Immunology

Wow, what a way to end our 10 day tour in Hell!  Okay, perhaps I'm exaggerating slightly but it's been a tough week or so.  Many, many mixed emotions, it will take awhile to process it all out in my mind and come to a place of peace and normal again.

Today brought so much frustration!!!  We knew the chemo Shelbie just finished came with some risks.  That being said, when the chemo was done, no one bothered to do any further testing to see what the results of the chemo were so we have assumed that it fixed the ITP and we avoided the nasty risks. 

Well....sorely mistaken!  The chemo did exactly what they suspected it would, it destroyed her B-cells and Lymphocytes.  Lymphocytes are part of the White cells that fight the mean and nasty infections.  Shelbie's tests came back 'ND', not detectable.  None, nada, no lymphocytes and b cells.  Geeeshhh!  So, she starts some strong antibiotics which she will have to take daily for the next 3-6 months or more, maybe the rest of her life.  There is a chance that after just one cycle of chemo, the b-cells and lymphs will come back in a few months... yay!!!  No, boooo, when they come back, the probability of ITP coming back is great, most likely in fact.  If they don't come back but the ITP does, it means bone marrow failure or Mitochondrial failure involving the marrow.  At that point, there will be no treatment but transplant. 

If the ITP comes back with the b- cells etc... then our only treatment option is another round of chemo and with each treatment the chances of destroying her immune system forever increases to the point that she will be on infusions every week or two for the rest of her life. 

I asked if we still did the right thing and how we handle the future.  They agreed without hesitation that it was our only option and they will never agree to a splenectomy or the new drug.  They assured me today that they will be able to keep her 'alive' and 'safe' even when the B cells and lymphs are gone for good.  UGHHH....

The boys, well, the jury is still out on them.  We will need to wait until the battery of immunology tests are back in 4-6 weeks.  Of course the Immunologist commented on the numerous autoimmune diseases we are plagued with in our family and again, they will pow wow with our other specialists to decided which parts are mito involvement, bone marrow failure and auto immune.  What a mess! 

I am holding on to her words, "I can treat kids with no immune system and they can live a somewhat normal life.  We will make the infusions fit seamlessly into your life." 

In the meantime, I am so relieved that Shelbie has survived the last few weeks considering Spencer dragged pneumonia home and she did not catch it!  What an amazing blessing!  Still miffed that this testing was not done at home sooner than this.  If we had not come here, we would be completely oblivious to these problems and her life could be in danger with the simplest infection!  That in itself is a blessing.  My knuckles are white and I'm wiped out!  We were at the hospital for 8 straight hours...an awesome way to fry one's brain.
Photobucket

Comments

  1. That is so much to handle!
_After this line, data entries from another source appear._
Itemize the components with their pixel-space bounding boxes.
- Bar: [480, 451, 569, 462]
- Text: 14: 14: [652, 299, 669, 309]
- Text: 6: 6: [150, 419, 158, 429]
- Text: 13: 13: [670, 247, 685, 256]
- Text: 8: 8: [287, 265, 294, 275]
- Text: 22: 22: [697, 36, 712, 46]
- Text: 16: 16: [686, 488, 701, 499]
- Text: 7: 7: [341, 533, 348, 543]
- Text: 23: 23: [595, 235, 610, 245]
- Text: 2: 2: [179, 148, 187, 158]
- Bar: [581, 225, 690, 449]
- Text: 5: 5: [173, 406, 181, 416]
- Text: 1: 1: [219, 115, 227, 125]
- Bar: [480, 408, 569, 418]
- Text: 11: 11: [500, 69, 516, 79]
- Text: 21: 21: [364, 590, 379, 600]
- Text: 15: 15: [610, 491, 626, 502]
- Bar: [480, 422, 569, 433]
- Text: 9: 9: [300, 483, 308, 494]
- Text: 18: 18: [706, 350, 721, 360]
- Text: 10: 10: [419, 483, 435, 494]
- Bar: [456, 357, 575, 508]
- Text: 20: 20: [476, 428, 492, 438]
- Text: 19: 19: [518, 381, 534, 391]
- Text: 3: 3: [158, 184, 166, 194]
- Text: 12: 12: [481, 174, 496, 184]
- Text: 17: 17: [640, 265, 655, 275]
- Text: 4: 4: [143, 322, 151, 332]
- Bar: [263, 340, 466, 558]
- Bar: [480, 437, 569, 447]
Sometimes do you feel like when total stress is over, the aftermath without the adrenaline is still so hard? I hope that all goes well for Shelbie and your boys. You are all doing amazing things--hang in there!

    ReplyDelete
  2. Sonja,
    The aftermath is almost the hardest part! I don't understand why that is but it's always when the real struggle begins. I hate that part and that nasty chapter will be starting soon. I think that's why I am avoiding going home. Thanks for the vote of confidence.